By the way, this is an evolution. If you have followed this space, we have moved from Base Prime Lending Rate (BPLR) → Base Rate → Marginal Cost of Funds based lending Rate (MCLR) → External benchmark. BPLR, Base Rate and MCLR were all internal benchmarks. While each regime change was an improvement over its predecessor, nothing beats external benchmarking in terms of transparency.

Therefore, since the home loans by banks are linked to an external benchmark (say RBI repo rate), the home loan interest rate goes up and down with the change in repo rate. Quite transparent.

No such compulsion for HFCs/NBFCs. For instance, HDFC does not need to link home loans to an external benchmark. It uses Retail Prime Lending Rate (RPLR), an internal benchmark. Even if the interest rates are going down in the economy, it can keep the RPLR same and may not reduce RPLR proportionately. To ward off competitive pressures for new loans, HDFC can keep the RPLR constant but reduce the spread for new borrowers. Thus, the old borrowers continue to pay a higher rate while new borrowers pay a lower rate. Well, that’s not fair. If the old borrowers don’t notice, HDFC (housing finance company) continues to rake moolah at the cost of unsuspecting borrowers. If you notice and reach out to the lender, this is what you must do. I reproduce an excerpt below.
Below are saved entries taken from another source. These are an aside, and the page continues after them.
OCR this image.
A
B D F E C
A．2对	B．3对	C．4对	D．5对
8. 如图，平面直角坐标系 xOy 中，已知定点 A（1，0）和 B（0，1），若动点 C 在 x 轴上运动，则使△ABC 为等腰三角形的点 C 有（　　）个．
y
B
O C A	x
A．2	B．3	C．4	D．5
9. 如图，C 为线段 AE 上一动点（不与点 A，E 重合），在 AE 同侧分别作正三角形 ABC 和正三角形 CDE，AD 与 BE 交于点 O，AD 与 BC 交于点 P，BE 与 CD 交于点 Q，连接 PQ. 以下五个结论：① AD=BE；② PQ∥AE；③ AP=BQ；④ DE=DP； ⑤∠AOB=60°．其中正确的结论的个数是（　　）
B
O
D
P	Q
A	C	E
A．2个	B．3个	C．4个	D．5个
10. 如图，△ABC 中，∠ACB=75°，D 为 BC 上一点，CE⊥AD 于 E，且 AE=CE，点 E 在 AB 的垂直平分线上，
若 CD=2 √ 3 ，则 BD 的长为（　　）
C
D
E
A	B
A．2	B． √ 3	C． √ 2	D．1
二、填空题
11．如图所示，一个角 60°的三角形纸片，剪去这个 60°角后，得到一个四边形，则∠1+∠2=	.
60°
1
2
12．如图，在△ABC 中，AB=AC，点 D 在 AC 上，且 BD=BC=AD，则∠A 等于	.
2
So, you must pay HDFC a fee to change the spread. Had this home loan been with a bank, the interest rate will change for both old and new borrowers as soon as the external benchmark is changed (maximum reset period is 3 months).

All HDFC Loans Will Be Transferred to HDFC Bank

Since all the loans post the merger will be transferred to HDFC bank and the bank must use an external benchmark, your home loan will move to a more transparent regime. Positive news for HDFC home loan borrowers.

We do not yet know what HDFC Bank will choose as the external benchmark. It is possible that your loan interest rate will be kept constant. Essentially, the bank will adjust the loan spread to keep the final interest rate constant. You have no control over this except that you can refinance your loan with a different lender if you get a raw deal.

But yes, once your loan has migrated to HDFC bank, your loan interest rate will thereafter become quite transparent.

However, don’t rejoice too soon. This merger requires many approvals (RBI, SEBI, IRDA, NCLT etc.) and can easily take 12-18 months.